You can generate AnyScript include files from a dictionary or DataFrame with Fourier coefficients and anthropometric data:

```python
sillywalk.anybody.write_anyscript(
    predicted_data,
    targetfile="predicted_motion.any"
)
```

This creates `AnyKinEqFourierDriver` entries for use in AnyBody models.

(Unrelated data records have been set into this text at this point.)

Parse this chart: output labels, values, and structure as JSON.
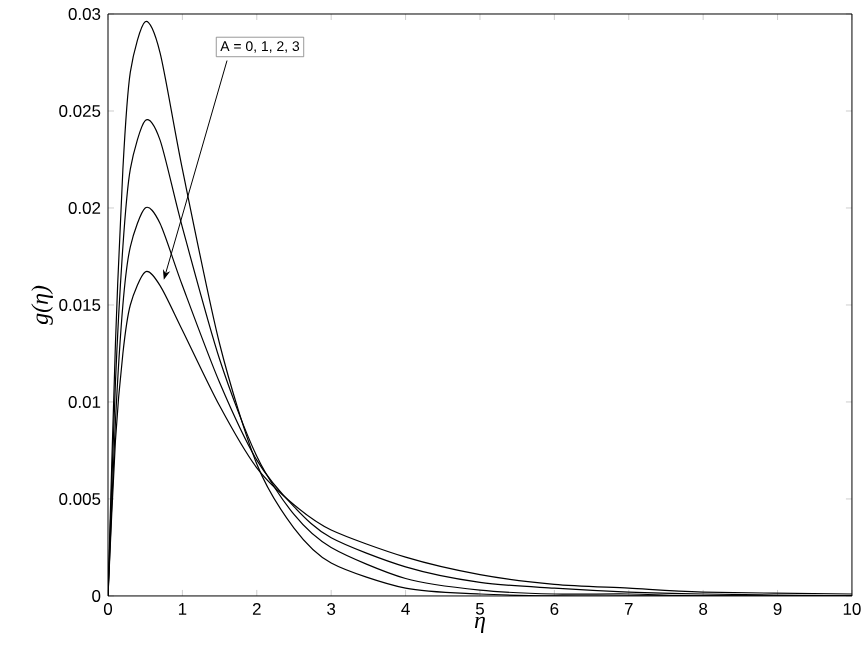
{
  "chart_data": {
    "type": "line",
    "xlabel": "η",
    "ylabel": "g(η)",
    "annotations": [
      "A = 0, 1, 2, 3"
    ],
    "x": [
      0,
      0.1,
      0.2,
      0.3,
      0.5,
      0.7,
      1,
      1.5,
      2,
      2.5,
      3,
      4,
      5,
      6,
      7,
      8,
      10
    ],
    "series": [
      {
        "color": "#000000",
        "values": [
          0,
          0.013,
          0.022,
          0.027,
          0.0296,
          0.028,
          0.022,
          0.013,
          0.0068,
          0.0035,
          0.0017,
          0.0004,
          0.0001,
          0,
          0,
          0,
          0
        ]
      },
      {
        "color": "#000000",
        "values": [
          0,
          0.011,
          0.018,
          0.022,
          0.0245,
          0.0235,
          0.019,
          0.0122,
          0.0072,
          0.0042,
          0.0025,
          0.0009,
          0.0003,
          0.0001,
          0.0001,
          0,
          0
        ]
      },
      {
        "color": "#000000",
        "values": [
          0,
          0.009,
          0.015,
          0.018,
          0.02,
          0.0192,
          0.016,
          0.011,
          0.007,
          0.0046,
          0.003,
          0.0015,
          0.0007,
          0.0004,
          0.0002,
          0.0001,
          0
        ]
      },
      {
        "color": "#000000",
        "values": [
          0,
          0.008,
          0.0125,
          0.015,
          0.0167,
          0.016,
          0.0137,
          0.0098,
          0.0066,
          0.0047,
          0.0034,
          0.002,
          0.0011,
          0.0006,
          0.0004,
          0.0002,
          0.0001
        ]
      }
    ],
    "xlim": [
      0,
      10
    ],
    "ylim": [
      0,
      0.03
    ],
    "xticks": [
      0,
      1,
      2,
      3,
      4,
      5,
      6,
      7,
      8,
      9,
      10
    ],
    "yticks": [
      0,
      0.005,
      0.01,
      0.015,
      0.02,
      0.025,
      0.03
    ],
    "grid": false,
    "marker": "none",
    "line_style": "solid"
  }
}
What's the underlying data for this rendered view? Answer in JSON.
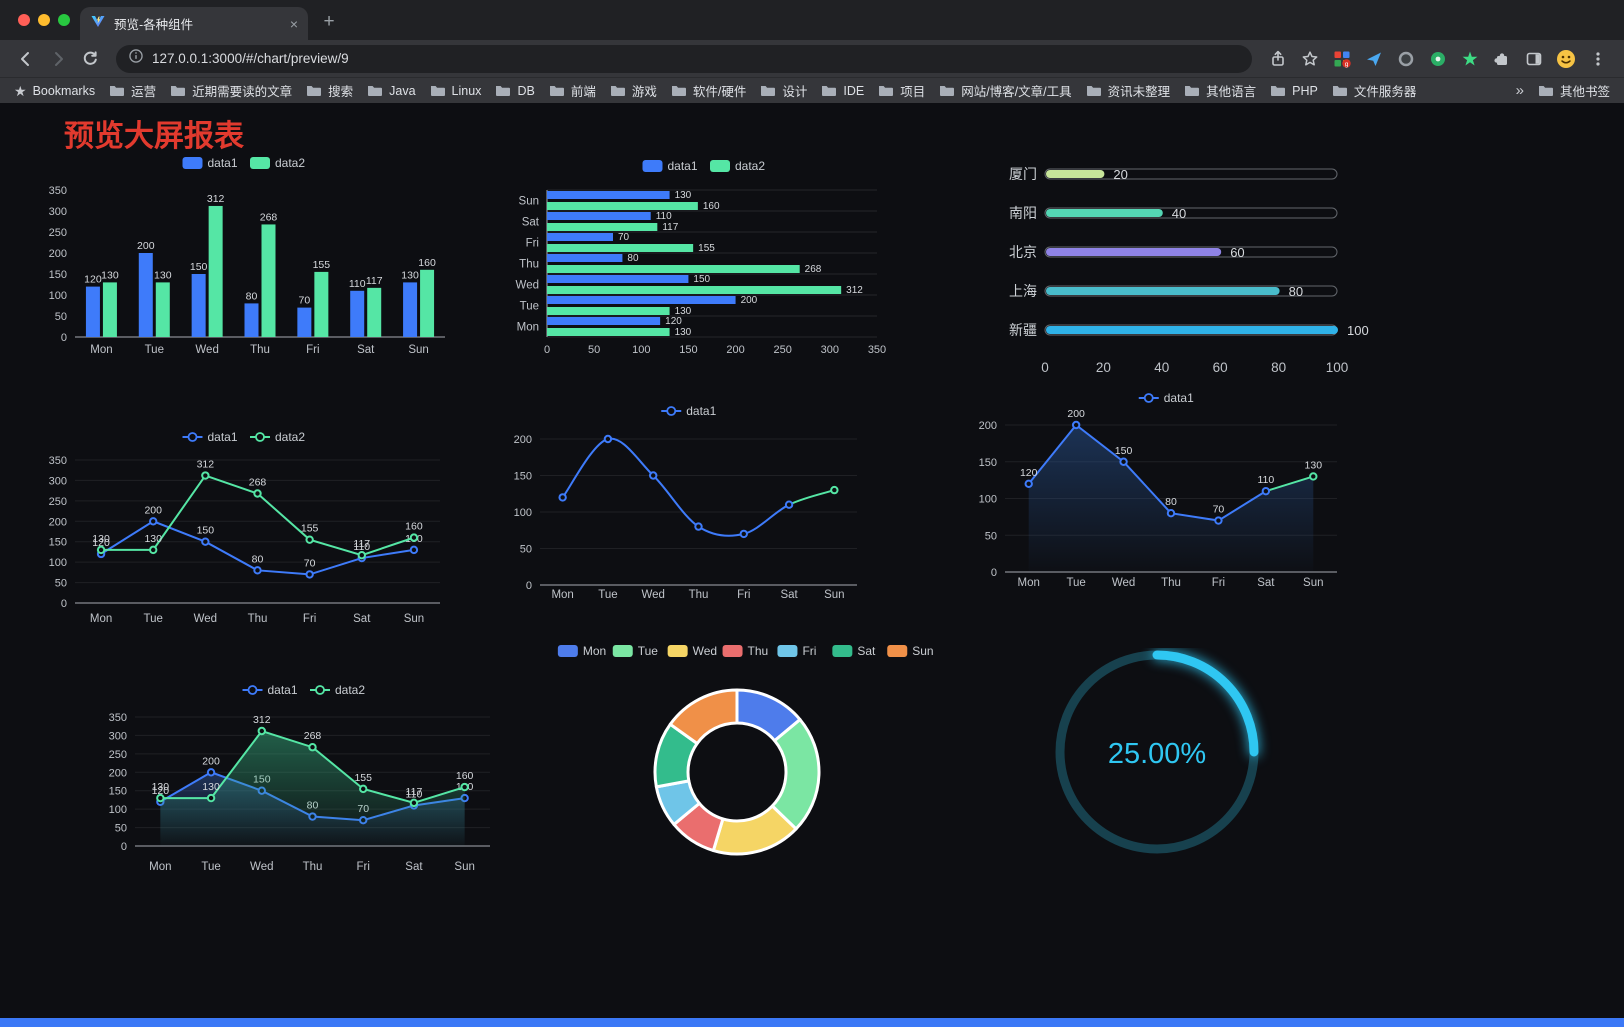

#### Example: Complete Human Model

```python
sillywalk.anybody.write_anyscript(
    predicted_data,
    targetfile="complete_human_model.any",
    create_human_model=True
)
```

---

## PCAPredictor

PCAPredictor selects numeric columns with sufficient variance and fits a PCA model. It can:

- Predict all columns from partial constraints on PCA columns using a KKT least‑squares system.
- Convert between primal parameters and principal components.
- Persist models to `.npz` files.

Notes

- Constraints on columns excluded from PCA are not allowed and raise ValueError.
- If no constraints are provided, `predict` returns the column means.
- If no columns pass variance screening, the model has zero components and `predict` returns means.

Example

```python
import pandas as pd
from sillywalk import PCAPredictor

df = pd.DataFrame({
    "a": [1, 2, 3, 4],
    "b": [2, 2.5, 3, 3.5],
    "c": [10, 10, 10, 10],  # excluded (zero variance)
})
model = PCAPredictor(df)
pred = model.predict({"a": 3.2})
pcs = model.parameters_to_components({k: pred[k] for k in model.pca_columns})
back = model.components_to_parameters(pcs)
```

---

## License

MIT License. See [LICENSE](LICENSE) for details.